As most retail investors I was hesitant to cut my losses. After all, as long as I didn’t sell, the damage would not materialise. Paper losses do not look like “real” losses to us, so long as there is hope.

On the other hand, I well knew that no matter how big a future recovery, to make up for a 50 per cent loss, shares would have to rise more than 100 per cent – a very unlikely scenario under any circumstances. I therefore decided to reduce my purchase price by buying additional stock at lows. In 2015 I purchased at 133.80 to only see the stock further fall a month later to 95.

By all measures I seemed to have bet on a dying horse, with Glencore becoming not only my biggest single investment but also my most disastrous. In January 2016 the share price stood at 73.50. By then I had stopped buying. My now vastly larger investment had yet again halved in value, sending my initial paper losses into the stratosphere.

Glencore, burdened with $30 billion in debt, registered its first loss in the company’s history; and its largest investors, like Abu Dabi and Qatar, were getting increasingly impatient. A collapse did not look outlandish.

Glasenberg, a passionate marathon runner famed for his frugal lifestyle, started to feel the heat. He gathered his main shareholders (all smaller than himself) and outlined a strategy to speedily reduce debt. Within a few months, assets worth $10 billion were sold, mostly upstream oil operations. Many mines, contributing to the commodity glut in the first place, were mothballed to help the markets to recover. 

Four months later the share price had recovered to 151.19 and then to 185.00 in August 2016 – my losses had evaporated. I held on until the summer of 2017. Selling all my Glencore holdings at 337.80 I had managed to make a 50 per cent gain on my overall investment.

At the time of writing, March 15, Glencore quotes at 385.80. I have missed out on further gains of £48 sterling per share.

Did I sell to early? Most likely. At a price earnings ratio of 13 and with a dividend yield of 3.73 per cent, shares still look like good value. Glencore has displaced Vitol, another behemoth trader, as the number one off-taker of crude and gas from Rosneft, Russia’s biggest oil producer, helping it to financially manage the sufferings of a punishing US-led embargo.

Glencore is now among the world’s most advanced traders in liquefied natural gas (it has more vessels than the Royal Navy) and has just signed a 50,000 tonne cobalt contract with China over the next three years – a third of the world’s current production. Each electrical car battery needs 10kg of cobalt. Without Glencore, with a 60 per cent share of globally produced raw cobalt, the advance of the electric car industry, and China’s ambitions to dominate it, would be curbed.
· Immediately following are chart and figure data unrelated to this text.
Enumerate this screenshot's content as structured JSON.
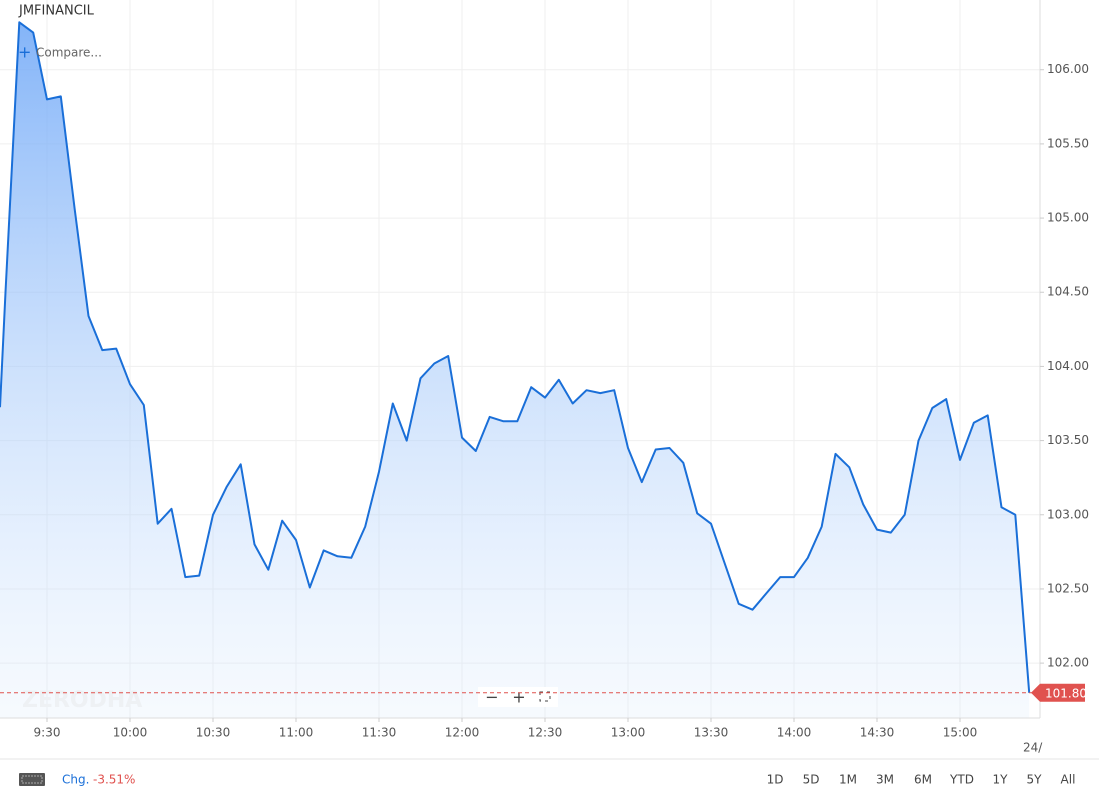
{
  "chart_data": {
    "type": "area",
    "title": "JMFINANCIL",
    "compare": "Compare...",
    "watermark": "ZERODHA",
    "color": "#1a6fd8",
    "x": [
      "9:15",
      "9:20",
      "9:25",
      "9:30",
      "9:35",
      "9:40",
      "9:45",
      "9:50",
      "9:55",
      "10:00",
      "10:05",
      "10:10",
      "10:15",
      "10:20",
      "10:25",
      "10:30",
      "10:35",
      "10:40",
      "10:45",
      "10:50",
      "10:55",
      "11:00",
      "11:05",
      "11:10",
      "11:15",
      "11:20",
      "11:25",
      "11:30",
      "11:35",
      "11:40",
      "11:45",
      "11:50",
      "11:55",
      "12:00",
      "12:05",
      "12:10",
      "12:15",
      "12:20",
      "12:25",
      "12:30",
      "12:35",
      "12:40",
      "12:45",
      "12:50",
      "12:55",
      "13:00",
      "13:05",
      "13:10",
      "13:15",
      "13:20",
      "13:25",
      "13:30",
      "13:35",
      "13:40",
      "13:45",
      "13:50",
      "13:55",
      "14:00",
      "14:05",
      "14:10",
      "14:15",
      "14:20",
      "14:25",
      "14:30",
      "14:35",
      "14:40",
      "14:45",
      "14:50",
      "14:55",
      "15:00",
      "15:05",
      "15:10",
      "15:15",
      "15:20",
      "15:25"
    ],
    "values": [
      104.5,
      106.32,
      106.25,
      105.8,
      105.82,
      105.06,
      104.34,
      104.11,
      104.12,
      103.88,
      103.74,
      102.94,
      103.04,
      102.58,
      102.59,
      103.0,
      103.19,
      103.34,
      102.8,
      102.63,
      102.96,
      102.83,
      102.51,
      102.76,
      102.72,
      102.71,
      102.92,
      103.29,
      103.75,
      103.5,
      103.92,
      104.02,
      104.07,
      103.52,
      103.43,
      103.66,
      103.63,
      103.63,
      103.86,
      103.79,
      103.91,
      103.75,
      103.84,
      103.82,
      103.84,
      103.45,
      103.22,
      103.44,
      103.45,
      103.35,
      103.01,
      102.94,
      102.67,
      102.4,
      102.36,
      102.47,
      102.58,
      102.58,
      102.71,
      102.92,
      103.41,
      103.32,
      103.07,
      102.9,
      102.88,
      103.0,
      103.5,
      103.72,
      103.78,
      103.37,
      103.62,
      103.67,
      103.05,
      103.0,
      101.8
    ],
    "xticks": [
      "9:30",
      "10:00",
      "10:30",
      "11:00",
      "11:30",
      "12:00",
      "12:30",
      "13:00",
      "13:30",
      "14:00",
      "14:30",
      "15:00"
    ],
    "date_marker": "24/",
    "ylim": [
      101.63,
      106.47
    ],
    "yticks": [
      {
        "value": 102,
        "label": "102.00"
      },
      {
        "value": 102.5,
        "label": "102.50"
      },
      {
        "value": 103,
        "label": "103.00"
      },
      {
        "value": 103.5,
        "label": "103.50"
      },
      {
        "value": 104,
        "label": "104.00"
      },
      {
        "value": 104.5,
        "label": "104.50"
      },
      {
        "value": 105,
        "label": "105.00"
      },
      {
        "value": 105.5,
        "label": "105.50"
      },
      {
        "value": 106,
        "label": "106.00"
      }
    ],
    "grid": true,
    "last_price": {
      "value": 101.8,
      "label": "101.80"
    }
  },
  "footer": {
    "change_label": "Chg.",
    "change": "-3.51%",
    "ranges": [
      "1D",
      "5D",
      "1M",
      "3M",
      "6M",
      "YTD",
      "1Y",
      "5Y",
      "All"
    ]
  }
}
Yet I have no regrets. The stock market as well as commodity markets are cyclical. What goes up will come down. To time the right moment is well nigh impossible.

And I have been shaken badly by Glencore. Glasenberg’s acquisitive ambitions are too hardnosed and mindboggling for a timid retail investor like myself. Who knows what he’ll be up to next.

Andreas Weitzer is an independent journalist based in Malta. He reports on the economy, poli­tics and finance. The purpose of his column is to broaden readers’ general financial know­ledge. It should not be interpreted as presenting investment advice or advice on the buying and selling of financial products.